As you can see at the very beginning of this article, the cardiologist authors wonder when we will ever achieve precision medicine in heart artery disease and other related conditions like diabetes and hypertension. “Precision medicine is increasingly moving health care from a conventional one-size-fits-all approach toward a personalized medicine strategy. For example, patients with certain types of cancer can now make treatment choices based not only on the tumor’s histological type but also on tissue expression of targeted proteins and specific gene mutations. Precision medicine has made less progress in atherosclerotic cardiovascular disease (ASCVD). What will be necessary for us to achieve effective precision medicine in patients with ASCVD?” I would counter with that time is here and now. Every medicine that reduces the risk of heart attack more than it lowers the target risk factor also activates the master genetic metabolic survival switch AMPK. Activating AMPK may also delay the development of cancer.
There is another cause of residual cardiovascular risk. Chronic diseases are not caused by gene mutations or permanent changes in the DNA code itself. They are not caused by abnormal DNA or genes. They are more often caused by normal genes that are essential to healthy organ development and function. For example, the genes that make the hormone angiotensin II are required to develop a normal kidney. That is an essential function. If you gain weight as an adult, abdominal fat causes increased angiotensin II production that increased oxidant levels and inflammation and ultimately suppresses the survival switch. That causes high blood pressure, heart attacks, and heart failure. Losartan directly blocks the effect of angiotensin II and reduces oxidant production and inflammation. Losartan indirectly activates the survival switch. Losartan doesn’t just lower your blood pressure, it interferes with the biology that causes high blood pressure very precisely.

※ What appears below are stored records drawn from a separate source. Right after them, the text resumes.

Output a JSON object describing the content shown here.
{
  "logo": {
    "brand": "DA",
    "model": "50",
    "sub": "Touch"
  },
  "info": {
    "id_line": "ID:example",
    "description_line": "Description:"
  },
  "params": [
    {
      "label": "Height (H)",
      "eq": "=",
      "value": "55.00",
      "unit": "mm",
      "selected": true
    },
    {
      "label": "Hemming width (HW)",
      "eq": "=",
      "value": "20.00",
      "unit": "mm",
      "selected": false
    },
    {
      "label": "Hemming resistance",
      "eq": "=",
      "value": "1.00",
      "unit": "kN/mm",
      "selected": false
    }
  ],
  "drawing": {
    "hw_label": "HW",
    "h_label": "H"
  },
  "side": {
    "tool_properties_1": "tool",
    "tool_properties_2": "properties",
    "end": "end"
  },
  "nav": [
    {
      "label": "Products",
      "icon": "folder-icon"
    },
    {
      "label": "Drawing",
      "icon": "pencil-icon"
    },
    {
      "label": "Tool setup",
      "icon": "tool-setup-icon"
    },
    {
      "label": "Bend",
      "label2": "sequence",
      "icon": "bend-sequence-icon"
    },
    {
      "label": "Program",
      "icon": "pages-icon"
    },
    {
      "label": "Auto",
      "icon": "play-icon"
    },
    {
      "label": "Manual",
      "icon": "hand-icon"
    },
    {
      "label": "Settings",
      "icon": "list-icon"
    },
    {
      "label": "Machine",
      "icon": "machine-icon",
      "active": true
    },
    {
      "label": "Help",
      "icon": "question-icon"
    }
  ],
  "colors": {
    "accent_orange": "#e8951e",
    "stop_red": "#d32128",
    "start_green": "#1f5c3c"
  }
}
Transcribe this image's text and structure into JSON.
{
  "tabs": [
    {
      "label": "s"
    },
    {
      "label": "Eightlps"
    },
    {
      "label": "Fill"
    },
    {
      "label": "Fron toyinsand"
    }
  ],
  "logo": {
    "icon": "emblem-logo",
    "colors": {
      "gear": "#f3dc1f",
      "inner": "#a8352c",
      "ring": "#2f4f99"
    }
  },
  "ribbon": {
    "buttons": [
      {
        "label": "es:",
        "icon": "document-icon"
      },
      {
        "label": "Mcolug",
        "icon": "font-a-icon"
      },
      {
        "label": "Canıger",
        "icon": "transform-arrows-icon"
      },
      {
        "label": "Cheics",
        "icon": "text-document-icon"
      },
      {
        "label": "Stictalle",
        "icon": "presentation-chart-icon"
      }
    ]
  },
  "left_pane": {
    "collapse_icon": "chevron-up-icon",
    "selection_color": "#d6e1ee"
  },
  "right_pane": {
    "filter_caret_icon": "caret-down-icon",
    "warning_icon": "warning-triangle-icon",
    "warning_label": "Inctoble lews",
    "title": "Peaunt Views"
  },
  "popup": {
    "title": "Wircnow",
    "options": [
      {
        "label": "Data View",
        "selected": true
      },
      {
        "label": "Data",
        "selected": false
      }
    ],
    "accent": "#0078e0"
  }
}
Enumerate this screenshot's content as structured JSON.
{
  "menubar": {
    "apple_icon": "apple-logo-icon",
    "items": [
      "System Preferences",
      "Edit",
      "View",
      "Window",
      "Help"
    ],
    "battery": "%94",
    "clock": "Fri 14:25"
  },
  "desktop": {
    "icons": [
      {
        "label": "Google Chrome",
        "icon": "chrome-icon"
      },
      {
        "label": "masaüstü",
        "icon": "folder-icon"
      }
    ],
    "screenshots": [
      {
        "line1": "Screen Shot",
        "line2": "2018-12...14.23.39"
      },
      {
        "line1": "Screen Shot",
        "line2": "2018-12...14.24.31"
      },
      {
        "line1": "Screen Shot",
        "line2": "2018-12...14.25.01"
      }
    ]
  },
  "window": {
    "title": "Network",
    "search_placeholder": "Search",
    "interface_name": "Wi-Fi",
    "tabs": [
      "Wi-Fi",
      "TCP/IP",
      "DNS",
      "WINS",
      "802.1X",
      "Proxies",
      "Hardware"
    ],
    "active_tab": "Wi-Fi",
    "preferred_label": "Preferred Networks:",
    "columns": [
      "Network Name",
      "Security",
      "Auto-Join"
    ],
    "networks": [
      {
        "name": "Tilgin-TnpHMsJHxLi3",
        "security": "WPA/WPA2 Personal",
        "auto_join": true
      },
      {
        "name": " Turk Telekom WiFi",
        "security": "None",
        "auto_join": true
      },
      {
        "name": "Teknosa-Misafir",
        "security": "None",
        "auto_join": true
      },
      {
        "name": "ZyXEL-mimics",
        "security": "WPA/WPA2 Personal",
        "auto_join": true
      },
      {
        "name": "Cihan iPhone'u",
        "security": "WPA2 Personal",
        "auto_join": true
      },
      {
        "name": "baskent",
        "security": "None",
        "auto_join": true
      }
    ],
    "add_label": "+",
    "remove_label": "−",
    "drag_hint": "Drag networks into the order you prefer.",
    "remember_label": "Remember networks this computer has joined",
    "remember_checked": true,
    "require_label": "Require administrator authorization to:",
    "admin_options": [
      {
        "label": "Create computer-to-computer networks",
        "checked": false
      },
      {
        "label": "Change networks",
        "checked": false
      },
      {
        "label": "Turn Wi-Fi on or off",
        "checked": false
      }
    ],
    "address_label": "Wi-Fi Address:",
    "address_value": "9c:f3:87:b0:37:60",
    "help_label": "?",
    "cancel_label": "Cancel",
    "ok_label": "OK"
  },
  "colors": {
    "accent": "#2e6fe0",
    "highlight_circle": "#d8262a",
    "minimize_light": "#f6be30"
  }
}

We know enough about the effect of activating AMPK and genetic regulation in cardiovascular disease to design our protocols to maximize that effect. When we do that, we dramatically reduce residual cardiac risk.
How many covid injections did this healthy young person have? 1st Moderna damaged my heart, Feb 2021. I sadly personally know 4 young people who dropped dead after the injection from " heart attack". Many many more injured-myocarditis, strokes, clots, afib, anaphylaxis, guillion (sp?)barre , cjd. Tragic
Interesting information. As one with bad genetic odds and a bad calcium score, how would I go about finding “focused team-based care” providers in my location?